Pontiac 301 engines were kind of an embarrassment. Rods made of glass, blocks made of silly putty. Yes I remember them well. I worked for Buick back then. When I saw anything with a 301 come in I died a little inside. The Pontiac engines of the 50s to middle 70s were such reliable monsters. From straight 8s to 4s. But the 301 who knows what went wrong.
Yeah, there were a lot of bad choices with that engine... while the intention was to be a lightweight economy V8, they could have done it a whole lot better. The 80-81 blocks were okay, because they had a higher nickel content and better webbing to deal with the turbo, but even with the turbo at 8psi, they ran 210HP.
It is basically, a short deck pontiac block, on a diet. They had a good idea making it a large bore (4.0) short stroke (3.0) motor (like the 302 ford), but with a shorter deck height, you couldn't run standard pontiac intakes, and they also made specific heads with anemic siamesed intake ports and small valves. So, you can't even run standard pontiac heads because you don't have an intake that will work with them. So even though the largish 4" bore would allow you to run a decent valve size, there wasn't anything else to run.
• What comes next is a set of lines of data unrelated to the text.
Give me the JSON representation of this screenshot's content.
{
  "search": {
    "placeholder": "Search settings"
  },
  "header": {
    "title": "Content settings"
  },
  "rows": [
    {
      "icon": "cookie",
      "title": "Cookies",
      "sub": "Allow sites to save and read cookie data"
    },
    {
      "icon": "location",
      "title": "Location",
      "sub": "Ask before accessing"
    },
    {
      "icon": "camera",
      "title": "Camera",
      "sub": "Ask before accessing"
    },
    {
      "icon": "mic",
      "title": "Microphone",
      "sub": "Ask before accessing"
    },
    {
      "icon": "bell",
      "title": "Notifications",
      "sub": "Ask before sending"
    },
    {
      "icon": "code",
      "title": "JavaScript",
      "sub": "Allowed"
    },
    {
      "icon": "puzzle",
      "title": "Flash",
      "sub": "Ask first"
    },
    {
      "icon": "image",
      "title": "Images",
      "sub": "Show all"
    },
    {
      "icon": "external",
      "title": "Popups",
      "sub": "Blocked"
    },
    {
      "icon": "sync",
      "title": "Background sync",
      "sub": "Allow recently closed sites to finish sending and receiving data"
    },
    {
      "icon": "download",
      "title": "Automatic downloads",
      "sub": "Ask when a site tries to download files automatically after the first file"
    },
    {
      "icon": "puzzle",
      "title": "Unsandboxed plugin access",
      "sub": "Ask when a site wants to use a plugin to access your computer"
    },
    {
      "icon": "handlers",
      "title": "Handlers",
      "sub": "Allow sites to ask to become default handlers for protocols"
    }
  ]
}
If they had just run a standard pontiac block with the same 4.0/3.0 bore/stroke, it would have left the door open to be make a badass high RPM screamer, but they messed it up an almost every turn. The Turbo was a bandaide trying to make a turd perform like a late 70s 400, which it does, but late 70s (stock) 400s were also turds. If you had a 400, you could at least upgrade it.
Guys have take standard heads, and adapted them to the 301, then built custom sheet metal intakes, but it isn't trivial.